Coronavirus’ capacities to spread and to kill aren’t yet clear. Until that’s better understood, Rebmann said, it’s unknown whether lengthy school closures will be common. While the virus’ fatality rate reported where the outbreak began in China compares to the 1918 “Spanish Flu” epidemic that forced widespread school closures, that rate is likely inflated.
“We’re getting our data from people who died from the disease or who were hospitalized with it,” said Rebmann, the epidemiology professor, “but it’s very likely that there were a lot more mild cases that aren’t being counted.”
Schools usually remain open during less-deadly pandemics like the 2009 outbreak, Rebmann said, and those that close usually reopen within days.
While other schools have been closed after unverified exposures, Seattle Public Schools plans to consider closure in cases where the virus’ presence has been confirmed by a lab, a district spokesperson said. Students or staff who are not ill but have had “close contact” with someone confirmed to have coronavirus will be sent home, and the school would be cleaned after-hours.
Facing the prospect of longer closures, districts are preparing to set up services that will allow education to continue and support students who rely on school for meals or other needs.
About 44% of Washington’s 1.1 million students are eligible to receive free or reduced-price meals. To keep those students fed if schools close, districts are looking to recast other programs. Reid said Northshore would rely on a system it used during last winter’s “Snowpocalypse” that enabled parents to request meal deliveries. In Renton, Matheson said, administrators look to a summer program that sees meals provided at city parks and community centers.

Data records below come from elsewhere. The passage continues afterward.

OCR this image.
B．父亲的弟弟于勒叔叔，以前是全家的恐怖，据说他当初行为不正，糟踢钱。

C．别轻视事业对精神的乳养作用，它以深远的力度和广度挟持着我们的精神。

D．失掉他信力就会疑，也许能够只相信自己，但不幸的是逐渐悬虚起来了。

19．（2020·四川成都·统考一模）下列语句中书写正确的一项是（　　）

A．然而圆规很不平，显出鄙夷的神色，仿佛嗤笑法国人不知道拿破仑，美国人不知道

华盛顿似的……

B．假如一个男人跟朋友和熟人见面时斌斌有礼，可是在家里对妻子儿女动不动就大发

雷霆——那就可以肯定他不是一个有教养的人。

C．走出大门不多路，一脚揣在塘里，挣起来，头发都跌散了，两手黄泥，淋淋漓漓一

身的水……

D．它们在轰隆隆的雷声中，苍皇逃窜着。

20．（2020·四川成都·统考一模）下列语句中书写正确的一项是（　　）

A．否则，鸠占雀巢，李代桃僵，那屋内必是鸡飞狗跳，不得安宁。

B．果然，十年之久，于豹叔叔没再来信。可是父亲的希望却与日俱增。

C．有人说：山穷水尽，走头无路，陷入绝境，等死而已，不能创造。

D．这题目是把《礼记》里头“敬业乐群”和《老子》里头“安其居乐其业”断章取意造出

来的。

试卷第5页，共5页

Online learning could replace classroom instruction during a lengthy closure, although Rebmann found most schools weren’t prepared to make that transition in an emergency.
On Tuesday, Northshore teachers gathered at school gyms and libraries to shape the online education systems they will now rely on. As they did, bus drivers cleaned their vehicles and custodians sanitized hallways and handrails. Kitchen staff scrubbed and shifted stations, Reid said, to keep “little hands” off the food.
“Everybody that's working on all of those pieces feels like they're a part of a solution to keep this community healthy and safe,” the superintendent said. “When things happen, we pull together.”